Saat mengantar jahitan, Zizi tetap ditemani Ali.
“Ali,
terima kasih ya, hadiahnya sepedanya,” ucap Zizi saat keduanya asyik bermain
sebelum mengantar jahitan.
“Ya,
Zizi, dan ingat, hari ini nanti malam kamu harus mengutarakan permintaan
terakhirmu,” jawab Ali yang menciumi kaki Zizi. Zizi tersenyum, meski dengan
raut muka kekecewaan.
“Ada
apa, Zizi? Mengapa sepertinya kamu tak suka?” tanya Ali melihat perubahan raut
muka Zizi.
“Ngga
apa-apa,” jawab Zizi sambil meraih Ali dan menggendongnya serta mengusap-usap
Ali.
“Ya
sudah, sekarang kita harus mengantar jahitan dulu.”
Zizi
pun menurunkan Ali dari gendongannya. Ali mengangguk tersenyum mengibaskan
ekornya. Berkat bantuan Ali yang bisa menghilang dan dengan cepat sampai di
tempat tujuan, hari ini Zizi mengantar tiga jahitan sekaligus. Zizi terbangun
dari tidur dan segera melihat jam.
“Ah,
sudah jam setengah sebelas, aku harus bertemu Ali dan mengatakan permintaan
terakhirku,” kata Zizi sambil melangkah keluar kamar untuk mencari Ali.

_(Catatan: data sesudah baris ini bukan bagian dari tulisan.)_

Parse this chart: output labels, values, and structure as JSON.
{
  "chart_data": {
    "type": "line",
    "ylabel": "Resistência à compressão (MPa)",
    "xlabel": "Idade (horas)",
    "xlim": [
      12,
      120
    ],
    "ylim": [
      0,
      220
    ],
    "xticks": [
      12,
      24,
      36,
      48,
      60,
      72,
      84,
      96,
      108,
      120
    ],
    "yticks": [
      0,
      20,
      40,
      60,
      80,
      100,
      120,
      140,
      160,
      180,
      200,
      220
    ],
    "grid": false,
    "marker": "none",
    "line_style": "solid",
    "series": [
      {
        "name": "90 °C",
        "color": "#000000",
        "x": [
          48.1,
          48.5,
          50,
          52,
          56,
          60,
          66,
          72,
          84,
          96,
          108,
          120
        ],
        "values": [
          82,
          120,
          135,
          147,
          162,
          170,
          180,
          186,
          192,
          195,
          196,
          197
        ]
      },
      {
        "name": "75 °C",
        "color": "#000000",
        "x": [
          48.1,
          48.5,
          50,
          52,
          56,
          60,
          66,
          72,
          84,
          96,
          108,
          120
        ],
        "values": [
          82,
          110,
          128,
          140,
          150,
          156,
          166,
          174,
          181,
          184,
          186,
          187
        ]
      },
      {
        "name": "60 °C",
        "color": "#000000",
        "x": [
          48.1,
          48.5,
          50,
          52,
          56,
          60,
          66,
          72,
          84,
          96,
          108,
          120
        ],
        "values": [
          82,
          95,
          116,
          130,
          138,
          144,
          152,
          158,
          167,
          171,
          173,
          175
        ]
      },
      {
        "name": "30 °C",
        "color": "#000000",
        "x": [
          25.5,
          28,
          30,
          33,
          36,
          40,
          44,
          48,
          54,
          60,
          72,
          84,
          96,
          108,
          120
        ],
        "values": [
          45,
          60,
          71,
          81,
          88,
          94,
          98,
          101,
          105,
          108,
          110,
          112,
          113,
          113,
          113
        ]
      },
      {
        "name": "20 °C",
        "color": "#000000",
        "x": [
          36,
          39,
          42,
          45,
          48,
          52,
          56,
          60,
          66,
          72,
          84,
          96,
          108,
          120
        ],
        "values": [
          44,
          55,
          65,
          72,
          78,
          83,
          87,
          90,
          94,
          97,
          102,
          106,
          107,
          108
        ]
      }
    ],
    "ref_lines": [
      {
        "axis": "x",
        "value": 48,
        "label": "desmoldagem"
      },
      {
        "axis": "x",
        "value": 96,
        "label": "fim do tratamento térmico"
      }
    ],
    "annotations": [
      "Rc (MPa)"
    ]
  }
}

Ternyata Ali sudah menunggu Zizi di depan pintu kamar. Segera Zizi menyuruh Ali
masuk ke dalam kamarnya.
“Zi,
katakan apa permintaan terakhirmu?” tanya Ali yang duduk bersisian dengan Zizi
di lantai.
“Aku
mau kamu jangan pergi dan tetap di sini menjadi temanku selamanya,” jawab Zizi
terpatah-patah seolah menahan tangis. “Li, tetaplah kau di sini, jangan pergi.”
Zizi
mengambil Ali, menggendong, dan mengusap-usapnya seperti biasa. Ali menikmati
hangatnya kasih sayang Zizi. “Baiklah, Zizi, aku akan tetap bersamamu hingga
kamu berusia 20 tahun, dan setelahnya itu kita lihat nanti.”
“Alhamdulillah,
berarti 10 tahun lagi kita tetap bersama,” jawab Zizi masih terus mengusap-usap
Ali yang tetap ada di gendongannya.
Mulai
hari ini dan seterusnya, Zizi memiliki teman kesayangan yaitu seekor kucing
yang sangat setia. Ali tetap dapat berbicara, meskipun hanya pada Zizi saja.
Permintaan terakhir ini membuat keduanya bahagia.